I worked at Merrill Lynch in one of its many IT departments from '06-'08 (I haven't always been a soulless AWP). When Stan O'Neal, the CEO, was ousted in late 2007, ML spun it and the media kind of shrugged. We could tell something was going on, but no one saw it coming. Few people predicted the economy's implosion and those who did were generally ignored. Post-bubble the "experts" all had opinions and predictions, but how many of those were right?
Economic predictions are maybe less reliable than your local weatherman.
The economy is linked to money...:-"...and therefore is subjected to manipulation by forces who profit when it expands and when it shrinks. The economy is akin to an athlete who's medical stats are posted online and the "experts", depending on their slant
(cuz they're in it for the $$$$), may be bearish or bullish (money is made on both scenarios).
Bottom line is to look/follow the
experts who look at the data...not those who tell you what it means. Everyone is looking at China but who's looking at South America??? What's going on there?

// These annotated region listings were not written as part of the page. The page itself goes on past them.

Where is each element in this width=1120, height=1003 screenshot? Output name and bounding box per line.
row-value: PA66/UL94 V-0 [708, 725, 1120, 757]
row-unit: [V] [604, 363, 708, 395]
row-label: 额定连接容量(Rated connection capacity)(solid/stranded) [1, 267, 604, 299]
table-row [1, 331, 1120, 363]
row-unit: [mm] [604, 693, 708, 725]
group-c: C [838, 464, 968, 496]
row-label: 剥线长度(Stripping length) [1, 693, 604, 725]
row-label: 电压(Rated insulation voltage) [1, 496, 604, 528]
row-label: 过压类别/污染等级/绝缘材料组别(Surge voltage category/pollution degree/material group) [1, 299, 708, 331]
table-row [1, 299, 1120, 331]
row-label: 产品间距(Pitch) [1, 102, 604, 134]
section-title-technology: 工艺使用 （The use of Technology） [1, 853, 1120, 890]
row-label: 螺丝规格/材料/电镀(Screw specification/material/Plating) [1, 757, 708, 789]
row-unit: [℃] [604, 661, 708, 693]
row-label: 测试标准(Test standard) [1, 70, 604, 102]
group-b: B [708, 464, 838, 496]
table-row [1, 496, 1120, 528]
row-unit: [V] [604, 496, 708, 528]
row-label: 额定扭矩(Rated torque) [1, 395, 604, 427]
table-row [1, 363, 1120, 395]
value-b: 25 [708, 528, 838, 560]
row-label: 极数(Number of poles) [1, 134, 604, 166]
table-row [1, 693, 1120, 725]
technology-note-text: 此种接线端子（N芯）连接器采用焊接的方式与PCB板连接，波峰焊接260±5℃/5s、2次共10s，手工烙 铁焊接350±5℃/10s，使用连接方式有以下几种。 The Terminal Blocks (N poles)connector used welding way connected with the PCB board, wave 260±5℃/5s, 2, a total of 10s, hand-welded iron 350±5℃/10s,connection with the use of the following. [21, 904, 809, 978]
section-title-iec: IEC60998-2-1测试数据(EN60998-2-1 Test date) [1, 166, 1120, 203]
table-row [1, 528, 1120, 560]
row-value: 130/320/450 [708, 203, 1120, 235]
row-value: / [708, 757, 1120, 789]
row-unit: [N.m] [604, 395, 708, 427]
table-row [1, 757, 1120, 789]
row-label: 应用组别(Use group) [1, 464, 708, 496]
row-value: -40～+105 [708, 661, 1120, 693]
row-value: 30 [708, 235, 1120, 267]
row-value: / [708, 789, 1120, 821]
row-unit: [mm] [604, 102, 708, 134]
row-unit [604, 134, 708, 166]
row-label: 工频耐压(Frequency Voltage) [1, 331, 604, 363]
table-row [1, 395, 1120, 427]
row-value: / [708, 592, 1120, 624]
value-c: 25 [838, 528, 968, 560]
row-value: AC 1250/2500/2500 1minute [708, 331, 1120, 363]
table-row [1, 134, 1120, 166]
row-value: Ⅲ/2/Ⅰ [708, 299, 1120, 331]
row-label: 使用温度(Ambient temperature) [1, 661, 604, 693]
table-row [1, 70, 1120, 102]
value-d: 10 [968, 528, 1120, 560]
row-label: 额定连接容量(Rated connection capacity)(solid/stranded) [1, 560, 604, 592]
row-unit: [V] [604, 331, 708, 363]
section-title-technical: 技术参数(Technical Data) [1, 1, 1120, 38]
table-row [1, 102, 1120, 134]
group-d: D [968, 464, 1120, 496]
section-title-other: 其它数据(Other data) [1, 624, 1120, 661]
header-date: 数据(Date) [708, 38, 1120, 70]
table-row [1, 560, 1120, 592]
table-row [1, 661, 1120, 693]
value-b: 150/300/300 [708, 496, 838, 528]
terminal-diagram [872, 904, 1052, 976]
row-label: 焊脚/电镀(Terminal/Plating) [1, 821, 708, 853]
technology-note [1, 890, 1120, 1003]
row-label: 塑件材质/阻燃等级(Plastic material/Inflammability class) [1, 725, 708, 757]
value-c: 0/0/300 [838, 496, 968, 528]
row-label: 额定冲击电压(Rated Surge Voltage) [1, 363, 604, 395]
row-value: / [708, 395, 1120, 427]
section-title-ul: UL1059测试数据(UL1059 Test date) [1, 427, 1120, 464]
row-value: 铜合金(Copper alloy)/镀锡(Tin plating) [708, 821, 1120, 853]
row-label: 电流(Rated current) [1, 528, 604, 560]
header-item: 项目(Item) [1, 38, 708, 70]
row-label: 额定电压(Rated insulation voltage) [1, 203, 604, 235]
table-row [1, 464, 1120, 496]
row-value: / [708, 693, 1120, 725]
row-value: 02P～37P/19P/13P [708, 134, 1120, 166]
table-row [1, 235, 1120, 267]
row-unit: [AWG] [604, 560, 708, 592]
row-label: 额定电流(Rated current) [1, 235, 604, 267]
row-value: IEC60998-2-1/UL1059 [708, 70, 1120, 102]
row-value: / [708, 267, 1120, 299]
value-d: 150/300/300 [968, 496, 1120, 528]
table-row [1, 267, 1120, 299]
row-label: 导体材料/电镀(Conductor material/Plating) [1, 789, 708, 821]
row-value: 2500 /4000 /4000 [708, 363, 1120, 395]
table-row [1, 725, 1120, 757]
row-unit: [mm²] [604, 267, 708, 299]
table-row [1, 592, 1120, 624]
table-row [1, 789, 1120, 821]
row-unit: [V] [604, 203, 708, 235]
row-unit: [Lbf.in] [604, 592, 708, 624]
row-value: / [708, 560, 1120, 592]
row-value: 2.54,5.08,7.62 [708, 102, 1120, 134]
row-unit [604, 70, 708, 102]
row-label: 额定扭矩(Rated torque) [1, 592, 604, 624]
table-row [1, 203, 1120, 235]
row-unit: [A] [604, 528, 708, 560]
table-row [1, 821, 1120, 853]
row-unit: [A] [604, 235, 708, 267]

Regarding future predictions, there is now a lot of credence in
"Dragon King" theory (but also people try to debunk it). The vast majority of economists agree that QE is a short-term fix that was intended to get ease the world's economies into correcting the various bubbles. The problem is we've using it as an unsustainable way to convert red to black on our balance sheets (QE added 4 TRILLON dollars of unsecured debt to our books).
Now that QE is over, borrowing rates will rise but who's buying anything on credit? Major companies are hording cash but our consumer economy REQUIRES Joe-sixpack to take out a loan (bank makes $$$), buy something (seller makes $$$$), so seller can expand via borrowing more from bank, and Joe's neighbor buys (via loan, etc.).
Slow borrowing makes bank boards nervous so they call loans...inability to repay causes serious problems and tightens credit markets...unless the USG is involved and ensures that banks will NO MATTER WHAT get repaid (e.g. student loans).
GET OUT OF (OR MINIMIZE) PERSONAL DEBT, which is modern day slavery.